Who was in command against the Seminoles


America had never been stronger. To this period belongs the acquisition of Florida from Spain, an acquisition carried through by purchase, but by a bargain rather leonine in character. It cannot, however, be said that the United States had no reasonable grievance in the matter. Spain had not been able--or said that she had not been able--to prevent the British from taking forcible possession of one of her principal ports during a war in which she was supposed to be neutral. She declared herself equally unable to prevent the Creek and Seminole Indians from taking refuge in her territory and thence raiding the American lands over the border. Monroe had a good case when he pressed on her the point that she must either maintain order in her dominions or allow others to do so. Jackson, who was in command against the Seminoles, insisted--not unreasonably--that he could not deal with them unless he was allowed to follow them across the Spanish frontier and destroy their base of operations. Permission was given him, and he used it to the full, even to the extent of occupying important towns in defiance of the edicts of their Spanish governors. Monroe's Cabinet was divided in regard to the defensibility of Jackson's acts, but these acts probably helped to persuade Spain to sell while she could still get a price. The bargain was struck: Florida became American territory, and Jackson was appointed her first governor.

But the best proof that the prestige

of America stood higher since the war of 1812 was the fact that the Power which had then been her rather contemptuous antagonist came forward to sue for her alliance. The French Revolution, which had so stirred English-speaking America, had produced an even greater effect on the Latin colonies that lay further south. Almost all the Spanish dominions revolted against the Spanish Crown, and after a short struggle successfully established their independence.
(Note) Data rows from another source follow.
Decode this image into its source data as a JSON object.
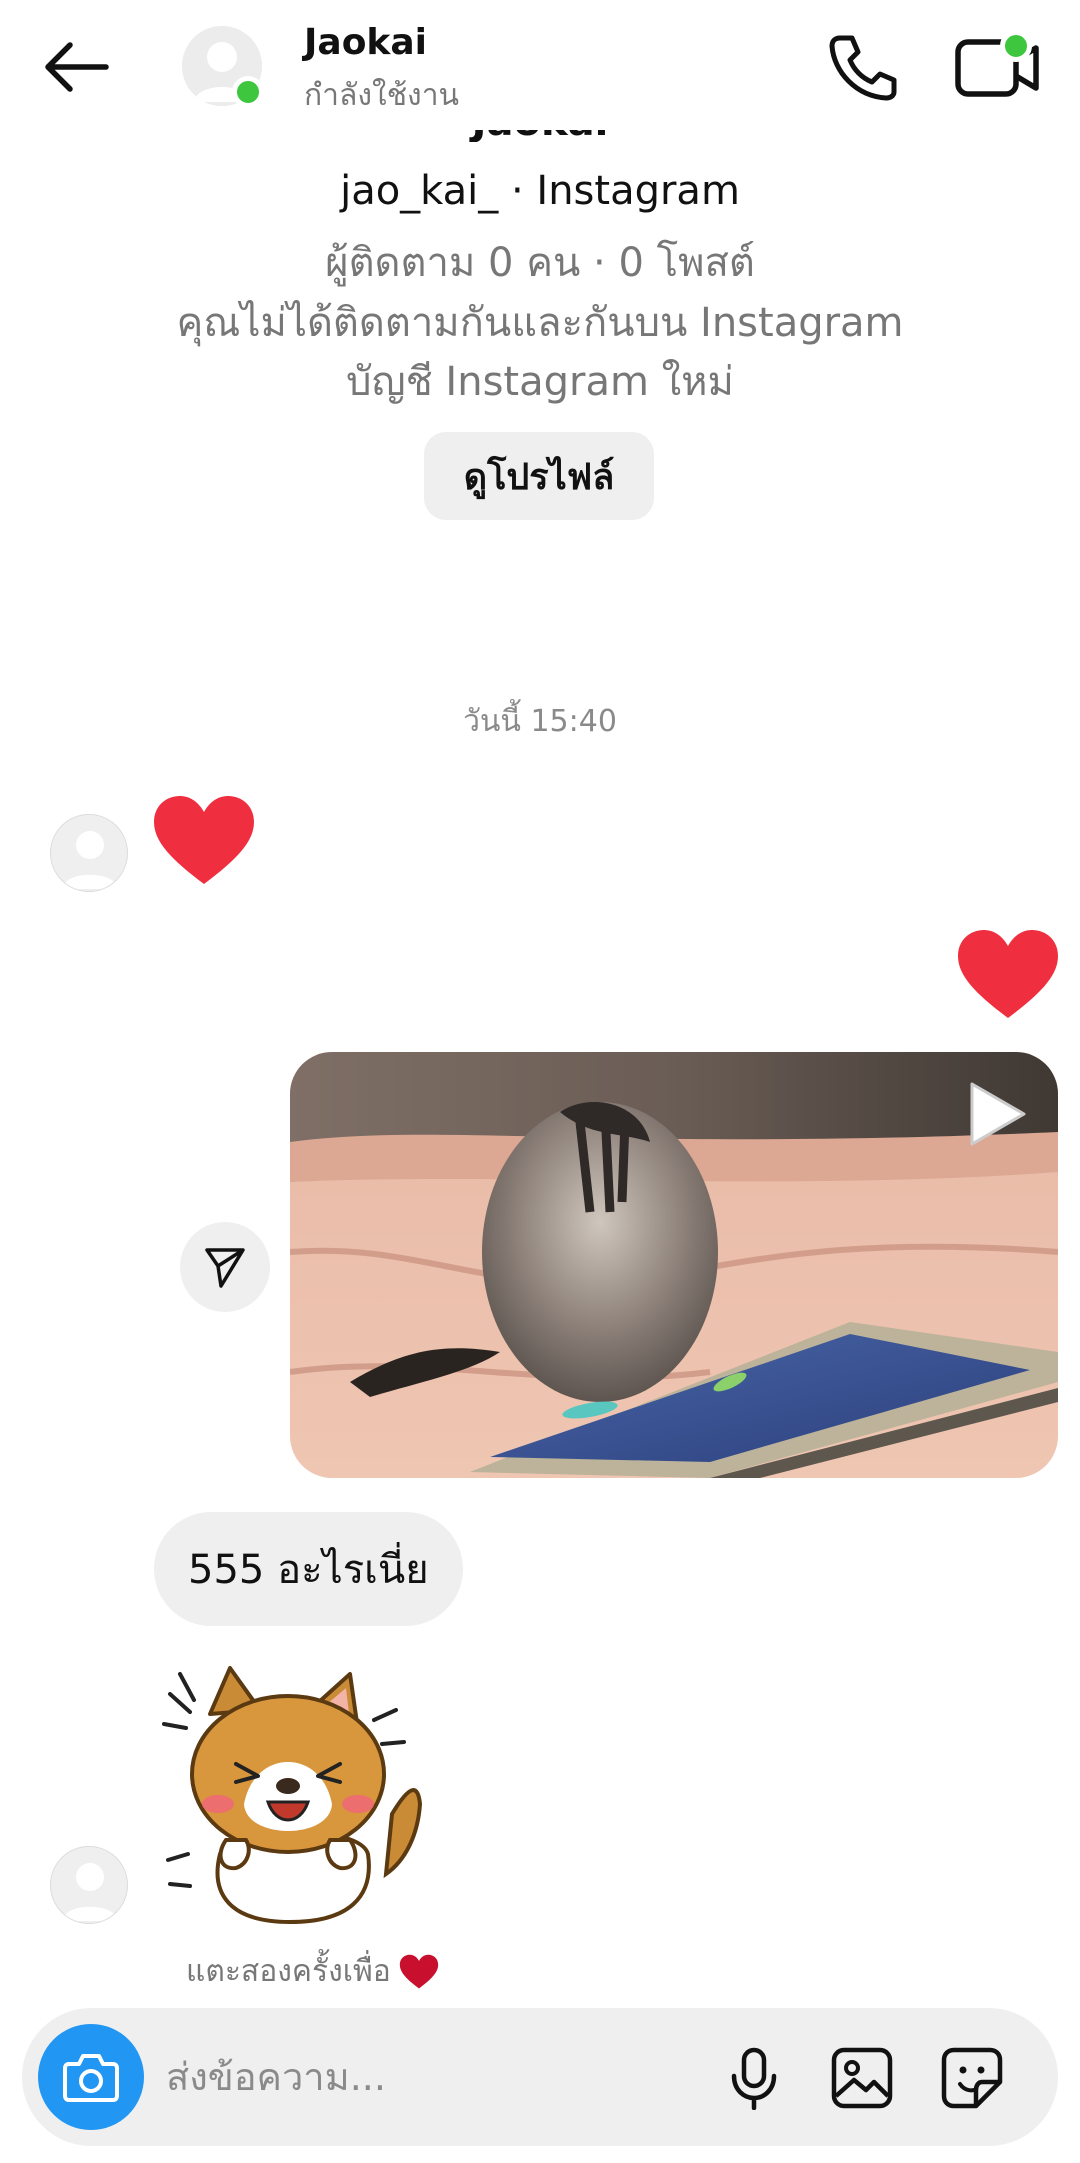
{
  "header": {
    "name": "Jaokai",
    "status": "กำลังใช้งาน"
  },
  "profile": {
    "display_name": "Jaokai",
    "handle_line": "jao_kai_ · Instagram",
    "stats_line": "ผู้ติดตาม 0 คน · 0 โพสต์",
    "follow_line": "คุณไม่ได้ติดตามกันและกันบน Instagram",
    "new_account_line": "บัญชี Instagram ใหม่",
    "view_profile_label": "ดูโปรไฟล์"
  },
  "conversation": {
    "timestamp": "วันนี้ 15:40",
    "text_message": "555 อะไรเนี่ย",
    "double_tap_hint": "แตะสองครั้งเพื่อ"
  },
  "composer": {
    "placeholder": "ส่งข้อความ..."
  },
  "colors": {
    "online": "#3ec73e",
    "heart": "#ef2f40",
    "camera_button": "#2196f3",
    "bubble": "#efefef"
  },
  "icons": [
    "back-arrow-icon",
    "phone-icon",
    "video-call-icon",
    "heart-icon",
    "send-icon",
    "play-icon",
    "camera-icon",
    "microphone-icon",
    "gallery-icon",
    "sticker-icon"
  ]
}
Naturally, the rebels had the undivided sympathy of the United States, which was the first Power to recognize their independence. Now, however, the Holy Alliance was supreme in Europe, and had reinstated the Bourbons on the Spanish as on the French throne. It was rumoured that the rulers of the Alliance meditated the further step of re-subjugating Spain's American empire. Alexander I. of Russia was credited with being especially eager for the project, and with having offered to dispatch a Russian army from Siberia for the purpose: it was further believed that he proposed to reward himself by extending his own Alaskan dominions as far south as California. England, under Canning's leadership, had separated herself from the Holy Alliance, and had almost as much reason as the United States to dread and dislike such a scheme as the Czar was supposed to meditate. Canning sent for the American Ambassador, and suggested a joint declaration against any adventures by European powers on the American Continent. The joint declaration was declined, as seeming to commit the United States too much to one of those "entangling alliances" against which Washington had warned his fellow-countrymen; but the hint was taken.

Monroe put forth a proclamation in which he declared that America was no longer a field for European colonization, and that any attempt on the part of a European power to control the destiny of an American community would be taken as a sign of "an unfriendly disposition towards the United States."

Canning let it be understood that England backed the declaration, and that any attempt to extend the operations of the Holy Alliance to America would have to be carried out in the teeth of the combined opposition of the two great maritime powers so recently at war with each other. The plan was abandoned, and the independence of the South American Republics was successfully established.